The appellate court in Zion was properly concerned with the ramifications of the ac-quittee’s failure to stay on her prescribed medication and noted the following findings of the district court:

‘Defendant is mentally ill, but her mental condition does not make her a present danger to herself or to others. The improvement in defendant’s mental condition over what it was at the time of her original confinement is probably the result of her taking of the tranquilizing drug, Thorazine. Defendant’s ability to maintain social control over her behavior will depend on the degree of stress imposed upon her and upon her continued use of the tranquilizing drug. Since she is not a present danger to herself or to others, she is entitled to be released. However, her release must be strictly supervised and controlled to insure that she does not regress to her previous mental state.’

178 Mont, at 477, 585 P.2d at 1089-90. The concept of conditional release appears to comport with “the court’s function ... to balance protection of the public safety against the therapeutic value and humaneness of conditional release.” Carter, 64 N.J. at 409, 316 A.2d at 464.

*339Simply stated, there is clearly a necessity to protect the rights and the safety, to the extent possible, of the public in cases involving the release of one who has committed violent acts while insane. Accordingly, courts should clearly signal the mental health community to be immensely cautious in determining that a violent individual is no longer a danger to others and, in the event of such release, sentencing courts should be diligent in imposing conditions to ensure that the community at large is protected.

. Since the Appellant’s son was alive on the date of the attack, this would seem to indicate that the Appellant was delusional at the time of the attack.

. As we explained in McWilliams, "[t]he rule relating to the burden of proof of insanity does not rise to a constitutional level.... Therefore, the legislature may change the judicially established burden of proof.” 177 W.Va. at 379, 352 S.E.2d at 131 n. 16.

. Although the record is scant on this issue, there appears to be some evidence to suggest that the Appellant’s mental health is dependent on his ingestion of prescribed medication. At some point, this Court needs to examine whether voluntary refusal to take prescribed medication, resulting in criminal insanity ought to -be analogized to the legal effect of an individual choosing to imbibe alcoholic beverages. Voluntary intoxication is not an affirmative defense to criminal conduct but at most can only result in the reduction of the level of intent. Voluntary refusal to take medication perhaps should be treated in a similar fashion.
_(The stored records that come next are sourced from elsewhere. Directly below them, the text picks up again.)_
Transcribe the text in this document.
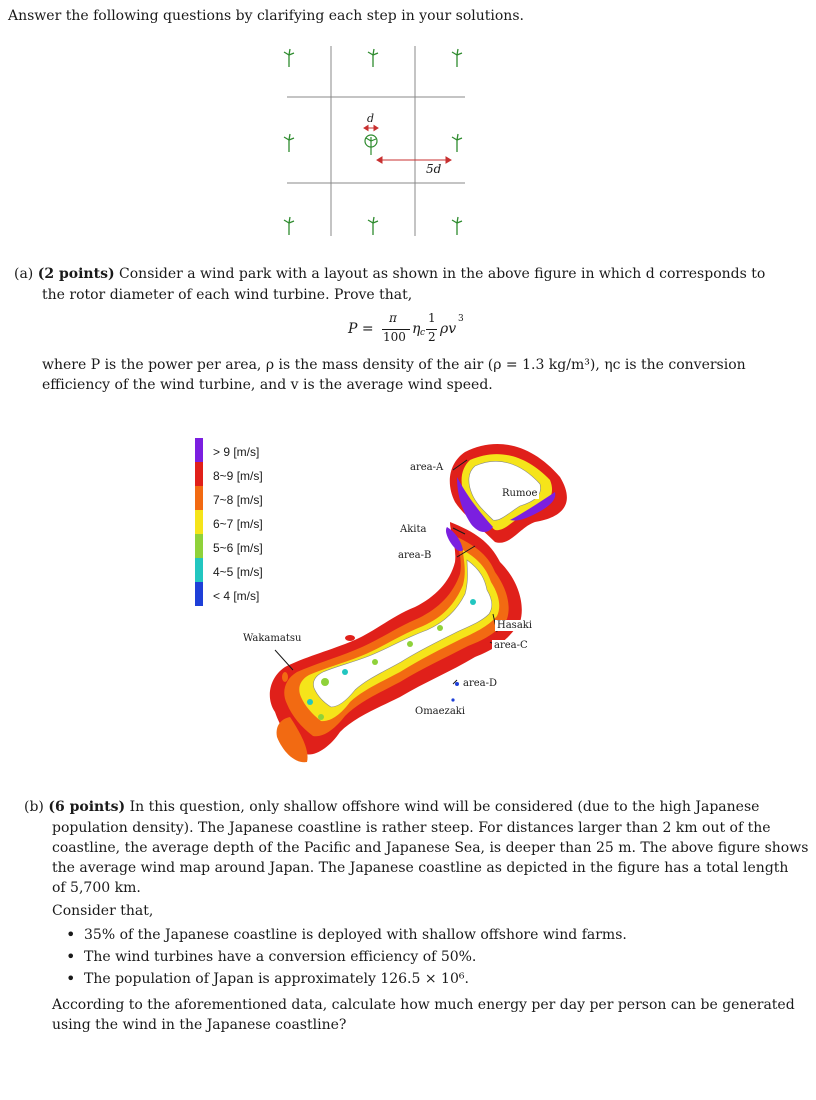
Answer the following questions by clarifying each step in your solutions.
d
5d
(a) (2 points) Consider a wind park with a layout as shown in the above figure in which d corresponds to
the rotor diameter of each wind turbine. Prove that,
P =
π
100 η c
1
2 ρv
3
where P is the power per area, ρ is the mass density of the air (ρ = 1.3 kg/m³), ηc is the conversion
efficiency of the wind turbine, and v is the average wind speed.
> 9 [m/s]
8~9 [m/s]
7~8 [m/s]
6~7 [m/s]
5~6 [m/s]
4~5 [m/s]
< 4 [m/s]
area-A
Rumoe
Akita
area-B
Hasaki
area-C
Wakamatsu
area-D
Omaezaki
(b) (6 points) In this question, only shallow offshore wind will be considered (due to the high Japanese
population density). The Japanese coastline is rather steep. For distances larger than 2 km out of the
coastline, the average depth of the Pacific and Japanese Sea, is deeper than 25 m. The above figure shows
the average wind map around Japan. The Japanese coastline as depicted in the figure has a total length
of 5,700 km.
Consider that,
• 35% of the Japanese coastline is deployed with shallow offshore wind farms.
• The wind turbines have a conversion efficiency of 50%.
• The population of Japan is approximately 126.5 × 10⁶.
According to the aforementioned data, calculate how much energy per day per person can be generated
using the wind in the Japanese coastline?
. Examples of those conditions which were struck as being unconstitutional in Zion are the following:

1. Defendant does not change her place of residence without approval of the parole officer.
2. That the parole officer know defendant’s place of residence and her place of employment at all times.
3. That defendant comply with the rules and regulations of the Department of Institutions, Parole Division, and that she report regularly to her parole officer as required by him.

585 P.2d at 1086-89.

. Those conditions which were upheld in Zion, include the following:

1. The defendant continue her consultations at the mental health facility and continue taking such medications as are prescribed.
2. That defendant suffers from no regression in her mental condition which require that she be returned to the State Hospital at Warm Springs.
3. That defendant maintain her behavior so she is not a danger to herself or to others.

585 P.2d at 1086-90.

.Despite the fact that a defendant may have been found not guilty by reason of insanity, even those conditions found overly punitive by the Zion court seem perfectly legitimate in that their thrust is to keep track of the individual's whereabouts for his own protection, as well as that of the community.